Non è forse un caso se proprio nel 1980 Borges fece pubblica ammenda dell’appoggio dato pochi anni prima alla giunta militare argentina, firmando sempre sul Clarín una petizione a favore dei desaparecidos. L’instaurazione della dittatura seguita alla deposizione dell’ultimo, corrotto governo peronista era stata accolta da Borges, da sempre oppositore di Perón, come un’occasione di rinascita spirituale del paese. Ma anche in questo caso, il peso della memoria era stato fuorviante e l’aveva indotto all’errore, e ora quella complicità con i generali era diventata a sua volta una parte della memoria che Borges avrebbe volentieri cancellato. Non fosse che in noi domina appunto, come dicevamo, la paralizzante impossibilità di dimenticare.
Per Borges, la pratica della letteratura, che comprende lettura e scrittura, è allora l’unico possibile antidoto alla manipolazione di noi da parte della nostra memoria, che nel costruirci come individui al tempo stesso ci opprime con il suo peso e ci paralizza.
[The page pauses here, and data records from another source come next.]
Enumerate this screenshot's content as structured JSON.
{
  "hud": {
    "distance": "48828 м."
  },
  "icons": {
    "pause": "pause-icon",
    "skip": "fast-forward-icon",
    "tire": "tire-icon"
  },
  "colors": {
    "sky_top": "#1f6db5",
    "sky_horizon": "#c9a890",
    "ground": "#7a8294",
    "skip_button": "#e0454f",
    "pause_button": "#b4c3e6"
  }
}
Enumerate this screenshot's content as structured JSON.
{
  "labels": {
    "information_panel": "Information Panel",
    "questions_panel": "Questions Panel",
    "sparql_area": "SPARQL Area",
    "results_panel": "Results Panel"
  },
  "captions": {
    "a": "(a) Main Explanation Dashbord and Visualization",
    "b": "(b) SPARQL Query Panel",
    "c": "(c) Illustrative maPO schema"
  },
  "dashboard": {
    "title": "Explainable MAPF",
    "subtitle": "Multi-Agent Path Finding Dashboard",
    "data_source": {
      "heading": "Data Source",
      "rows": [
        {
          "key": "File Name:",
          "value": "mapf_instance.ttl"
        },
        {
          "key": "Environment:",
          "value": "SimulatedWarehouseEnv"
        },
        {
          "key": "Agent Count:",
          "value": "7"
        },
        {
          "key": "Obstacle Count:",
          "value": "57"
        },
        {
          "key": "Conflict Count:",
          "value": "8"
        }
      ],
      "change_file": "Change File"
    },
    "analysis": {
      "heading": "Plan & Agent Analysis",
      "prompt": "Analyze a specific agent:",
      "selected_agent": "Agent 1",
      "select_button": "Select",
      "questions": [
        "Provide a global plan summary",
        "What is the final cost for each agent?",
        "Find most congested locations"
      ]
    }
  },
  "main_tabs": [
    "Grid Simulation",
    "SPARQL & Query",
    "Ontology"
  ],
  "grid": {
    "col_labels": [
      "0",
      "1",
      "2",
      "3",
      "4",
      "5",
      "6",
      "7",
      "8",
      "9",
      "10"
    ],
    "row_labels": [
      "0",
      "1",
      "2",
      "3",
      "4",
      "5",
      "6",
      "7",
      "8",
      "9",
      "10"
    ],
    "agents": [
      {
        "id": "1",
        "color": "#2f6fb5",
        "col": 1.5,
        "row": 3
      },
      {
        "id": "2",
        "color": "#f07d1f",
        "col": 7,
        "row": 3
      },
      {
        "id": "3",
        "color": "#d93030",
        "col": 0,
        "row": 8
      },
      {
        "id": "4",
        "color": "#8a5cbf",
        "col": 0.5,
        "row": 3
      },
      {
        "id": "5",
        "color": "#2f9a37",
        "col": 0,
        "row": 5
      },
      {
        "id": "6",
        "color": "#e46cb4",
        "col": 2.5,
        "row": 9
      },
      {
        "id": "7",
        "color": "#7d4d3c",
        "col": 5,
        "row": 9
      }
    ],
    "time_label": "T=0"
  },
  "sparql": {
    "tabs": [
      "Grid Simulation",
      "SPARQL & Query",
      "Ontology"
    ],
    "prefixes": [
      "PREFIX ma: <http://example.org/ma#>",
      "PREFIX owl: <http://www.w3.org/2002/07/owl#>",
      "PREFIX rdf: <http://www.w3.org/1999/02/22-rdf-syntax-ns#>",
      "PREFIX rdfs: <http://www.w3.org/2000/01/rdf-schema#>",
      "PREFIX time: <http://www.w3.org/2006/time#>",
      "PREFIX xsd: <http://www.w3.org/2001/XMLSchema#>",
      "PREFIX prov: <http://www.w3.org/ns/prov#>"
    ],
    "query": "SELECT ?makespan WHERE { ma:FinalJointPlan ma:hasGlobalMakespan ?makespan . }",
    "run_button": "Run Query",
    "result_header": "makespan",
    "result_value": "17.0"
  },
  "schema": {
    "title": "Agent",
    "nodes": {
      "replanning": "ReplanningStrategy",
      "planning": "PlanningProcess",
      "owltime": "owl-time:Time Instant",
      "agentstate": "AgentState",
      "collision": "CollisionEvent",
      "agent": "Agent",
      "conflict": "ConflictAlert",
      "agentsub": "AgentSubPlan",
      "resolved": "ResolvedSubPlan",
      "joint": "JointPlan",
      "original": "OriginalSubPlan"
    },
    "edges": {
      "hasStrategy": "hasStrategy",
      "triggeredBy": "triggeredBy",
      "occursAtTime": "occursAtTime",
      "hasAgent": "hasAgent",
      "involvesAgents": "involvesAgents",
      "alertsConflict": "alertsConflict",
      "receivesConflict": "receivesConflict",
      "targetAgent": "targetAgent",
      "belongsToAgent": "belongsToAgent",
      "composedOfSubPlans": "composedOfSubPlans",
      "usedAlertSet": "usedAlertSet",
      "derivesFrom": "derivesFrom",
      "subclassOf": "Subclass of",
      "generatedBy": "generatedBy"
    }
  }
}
La memoria posticcia che ciascuno di noi crea, albergando in sé, attraverso la lettura, esperienze altrui deve diventare molto più reale dell’esperienza vissuta, deve diventare la nostra più vera identità. Creando un universo parallelo che ha il compito di sottrarci, per quanto possibile, al reale e alle sue spesso orribili figurazioni.